With the starting point code, the sizes of N and M are small and the DEBUG definition is on. This will print out matrices and debug info as the code runs.

Once you have your openMP version working, comment out DEBUG and make N and M big and try some timed runs to see if you get performance improvements with your parallel solutions. For example:

time ./mm_par 100 0
time ./mm_seq 100 0
Note: these executables take at least two command line options, the first is the number of iterations, the second specifies row-wise or column-wise partioning, and an optional third takes a partitioning block size. The row/column-wise and the block-size options are there if you want to use them, you don't have to; these are just a couple more command line options that you can use if you'd like to try different partitioning.
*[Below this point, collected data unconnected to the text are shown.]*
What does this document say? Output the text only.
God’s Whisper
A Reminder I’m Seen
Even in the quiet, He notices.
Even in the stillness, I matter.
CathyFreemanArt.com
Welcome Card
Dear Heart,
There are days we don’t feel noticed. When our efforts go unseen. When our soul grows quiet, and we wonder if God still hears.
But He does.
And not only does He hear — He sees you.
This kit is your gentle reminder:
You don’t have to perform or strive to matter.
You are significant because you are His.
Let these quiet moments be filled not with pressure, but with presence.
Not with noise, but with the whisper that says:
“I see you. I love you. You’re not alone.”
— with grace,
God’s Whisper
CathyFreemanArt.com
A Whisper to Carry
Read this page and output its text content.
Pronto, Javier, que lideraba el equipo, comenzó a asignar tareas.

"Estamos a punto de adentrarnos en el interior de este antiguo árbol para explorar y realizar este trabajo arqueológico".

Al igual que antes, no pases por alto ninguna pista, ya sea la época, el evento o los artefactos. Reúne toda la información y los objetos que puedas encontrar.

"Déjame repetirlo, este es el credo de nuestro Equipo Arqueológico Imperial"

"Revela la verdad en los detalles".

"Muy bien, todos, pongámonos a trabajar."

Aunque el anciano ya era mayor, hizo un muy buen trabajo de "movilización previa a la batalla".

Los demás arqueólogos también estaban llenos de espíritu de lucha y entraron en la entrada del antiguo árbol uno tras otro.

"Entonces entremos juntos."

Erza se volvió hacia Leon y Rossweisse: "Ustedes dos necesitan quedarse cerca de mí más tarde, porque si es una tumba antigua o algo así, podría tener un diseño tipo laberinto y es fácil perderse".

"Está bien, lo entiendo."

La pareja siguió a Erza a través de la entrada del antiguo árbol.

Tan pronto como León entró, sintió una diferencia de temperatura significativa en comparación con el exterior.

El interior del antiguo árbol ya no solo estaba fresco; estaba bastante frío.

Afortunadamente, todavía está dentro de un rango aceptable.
Useful Functions and Resources
Submit
If you do not want to submit your solution, don't push anything to your repo.

Before the Due date, you (or only one of you in a partnership):

  1. At the top of the README.md file add the following line if you are submitting a solution to this lab (and cut and paste exactly this line):
    @@@@@ WE ARE SUBMITTING THIS FOR GRADING
    
    And add the names of you and up to 2 other students whose joint solution this is, after NAMES:. For example:
    # add submission string here if you submit this for grading:
    @@@@@ WE ARE SUBMITTING THIS FOR GRADING
    # Is this a joint solution with other students?
    add names of any students who worked with you on this
    (groups of at most 3 are the limit)
    NAMES: Tia, Vasanta, Kevin
    
    (Note: I'll only grade solutions with the submission string and NAMES.)

  2. push your changes to github:
    git add README.md
    git add matrixmult.c
    git commit
    git push
    

If you have git problems, take a look at the "Troubleshooting" section of the Using git page.